Thursday, June 8, 2006

Banja Luka, Bosnia

Friends: There is an extra element of excitement to the wild camping here in Bosnia, as there are occasional stretches with skull and cross bone signs warning of land mines, as I last encountered in Cambodia. There were no such signs in Croatia, just lots of skeletal remains of still standing bombed out farm houses. I thought I might end up camping in one of them, but they were generally right beside a recently built new home.

Even more ubiquitous than the bombed out buildings along the roads of Croatia were discarded cans of Red Bull, the energy drink. There were also lots of homes with signs advertising "zimmer\rooms." I actually took advantage of one of them, the first time in my past three summers here in Europe that I have paid for indoor accommodations. Two days of near non-stop cold rain was to blame. One day the rain kept me in my tent until noon, a not so unwelcome semi-rest day. The corner of my tent was in a low spot and a pool of water gathered before I realized it, soaking the end of my sleeping bag. Plus I hadn't adequately secured one of the waterproof panniers I had left outside on my bike, so it had leaked a quart or more of water
into it.

I only had 82 kunas, about 13 dollars, left when I stopped at a house ten miles from the Plitvice National Park, my final destination in Croatia before crossing into Bosnia. I was hoping that would be enough to cover my entry into the park. After giving me my choice of two upstairs bed rooms in his house, the owner quoted me a price of 100 kunas for the night. He was willing to take one of my stash of ten euro notes. I was soaked and shivering. His wife gave me a cup of hot tea and brought out a heater to dry my clothes. They also supplied me with a pair of slippers, so as not to smudge their spotless floors.

They were one of many kindly souls I met in my time in Croatia. A shop owner let me use his Internet without fee and offered a beer to go with it. When I left, he gave me his card and said if I had any problems to give him a call. His only time out of the country was a pilgrimage to Lourdes a couple of years ago. He, like several others, asked me if I came by boat or plane, a question I have never been asked before.

It was still raining when I left my Croatian hosts, and it hadn't let up when I reached the National Park. I had to dig out my wool cap for the first time and add every layer I could to regain some warmth before I began my hike around the karst, limestone pools and caves and waterfalls of Plitvice. The entry fee was 85 kunas. I had 40 centimes of Euro currency left that the exchange office gave me 3 kunas for. With all the rain, the waterfalls were raging and the streams connecting the 16 lakes of the park were overflowing or surging up through the slats of the wooden pathways linking and crossing and surrounding them.

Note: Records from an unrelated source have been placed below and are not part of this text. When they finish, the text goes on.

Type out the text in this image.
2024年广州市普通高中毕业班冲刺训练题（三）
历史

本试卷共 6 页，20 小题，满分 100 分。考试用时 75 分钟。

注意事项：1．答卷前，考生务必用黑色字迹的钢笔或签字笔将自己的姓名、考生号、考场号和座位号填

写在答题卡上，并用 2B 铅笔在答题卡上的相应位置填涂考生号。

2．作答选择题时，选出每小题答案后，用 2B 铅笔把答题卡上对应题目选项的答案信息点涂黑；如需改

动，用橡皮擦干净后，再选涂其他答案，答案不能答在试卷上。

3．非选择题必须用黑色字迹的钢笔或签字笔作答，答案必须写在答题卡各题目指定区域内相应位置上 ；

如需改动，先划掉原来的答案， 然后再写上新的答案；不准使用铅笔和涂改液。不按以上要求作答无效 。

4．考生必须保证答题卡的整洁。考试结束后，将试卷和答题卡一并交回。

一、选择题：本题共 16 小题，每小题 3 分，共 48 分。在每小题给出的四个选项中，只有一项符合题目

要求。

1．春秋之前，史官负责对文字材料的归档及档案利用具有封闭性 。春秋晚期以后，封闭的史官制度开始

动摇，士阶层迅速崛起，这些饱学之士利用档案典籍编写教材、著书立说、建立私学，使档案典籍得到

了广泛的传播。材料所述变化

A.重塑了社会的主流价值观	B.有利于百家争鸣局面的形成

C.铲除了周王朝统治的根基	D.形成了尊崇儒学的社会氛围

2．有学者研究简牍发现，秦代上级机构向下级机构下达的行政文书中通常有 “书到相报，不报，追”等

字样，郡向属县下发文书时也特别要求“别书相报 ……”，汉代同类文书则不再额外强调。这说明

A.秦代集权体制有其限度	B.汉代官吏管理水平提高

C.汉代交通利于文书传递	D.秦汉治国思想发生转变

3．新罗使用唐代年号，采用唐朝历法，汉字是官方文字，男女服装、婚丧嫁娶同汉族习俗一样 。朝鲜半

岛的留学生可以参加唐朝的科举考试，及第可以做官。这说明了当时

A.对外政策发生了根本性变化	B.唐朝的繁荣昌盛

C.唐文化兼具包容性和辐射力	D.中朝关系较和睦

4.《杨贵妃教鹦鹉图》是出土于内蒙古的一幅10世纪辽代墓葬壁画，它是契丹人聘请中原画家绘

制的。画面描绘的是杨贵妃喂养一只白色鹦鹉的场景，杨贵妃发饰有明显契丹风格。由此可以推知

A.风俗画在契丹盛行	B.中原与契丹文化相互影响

There were still bus loads of tourists under umbrellas and wearing cheap plastic ponchos the gift shops were selling. There were packs of Japanese and I heard a few Aussie accents as well. There were four hiking options, ranging from two to eight hours, except with all the water, the lengthier hikes required some wading, something I wasn't prepared to do. The lush blue green waters in the tiered lakes were similar to those of the Havasupai Reservation in the Grand Canyon and the Agua Azul waters of southern Mexican. And the karst formations were similar to those of Vietnam and Laos. The raging waters had a suggestion of the dramatic falls that border Argentina, Brazil and Paraguay.

It took pushing hard on the pedals to fully warm up after my two hour stroll. It was about 15 miles to Bosnia and a descent of nearly 1500 feet, where the temperatures were a little warmer and the rain reduced to a bare mist. From the city of Bihac I had the option of sticking to the primary road to Sarajevo or taking the northerly, less traveled route across the country. I was glad to have opted for the northerly route, as it followed the swollen Una River rushing downstream for 40 miles, much of it through a lush tight canyon with railroad tracks that I was continually criss-crossing. It was cycling at its best.

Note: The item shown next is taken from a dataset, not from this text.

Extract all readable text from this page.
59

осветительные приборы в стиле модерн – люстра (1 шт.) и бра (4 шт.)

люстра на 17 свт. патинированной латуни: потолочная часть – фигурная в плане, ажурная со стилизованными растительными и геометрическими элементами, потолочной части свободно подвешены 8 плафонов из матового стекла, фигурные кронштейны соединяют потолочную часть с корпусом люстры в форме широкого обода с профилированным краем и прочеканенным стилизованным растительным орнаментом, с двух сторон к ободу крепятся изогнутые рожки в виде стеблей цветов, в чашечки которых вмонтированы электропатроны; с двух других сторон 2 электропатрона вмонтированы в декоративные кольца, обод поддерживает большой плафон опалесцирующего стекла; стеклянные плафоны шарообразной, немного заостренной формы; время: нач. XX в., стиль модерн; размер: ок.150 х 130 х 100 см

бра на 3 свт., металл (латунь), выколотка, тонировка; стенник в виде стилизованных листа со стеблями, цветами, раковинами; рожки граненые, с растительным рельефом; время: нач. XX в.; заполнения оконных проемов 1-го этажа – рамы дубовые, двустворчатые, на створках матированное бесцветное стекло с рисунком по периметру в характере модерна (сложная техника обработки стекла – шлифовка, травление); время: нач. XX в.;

After I reached Bosanski Novi I had another river valley to follow, this one gently upstream. I shared the road with an occasional horse drawn carriage. There were farmers with scythes cutting back the tall grass. Bosnia is much less developed and affluent than Croatia. Small mom and pop stores with piles of soft drinks out front, characteristic of third world countries, are a common site. Many of the road signs are in an alphabet that is Greek to me, making it a bit complicated at times. Restaurant food is nearly as cheap as buying it at the supermarket. The Bosnian currency of marks is two to one to the euro, so euros are easily accepted by everyone. If I had known, I would not have needed to use an ATM. The ATM I used spat out a single 100 mark note. The store I used it at for ten marks of groceries gave me change mostly in euros. At least I won't have to worry about using up all my marks when I cross into Serbia in a couple of days.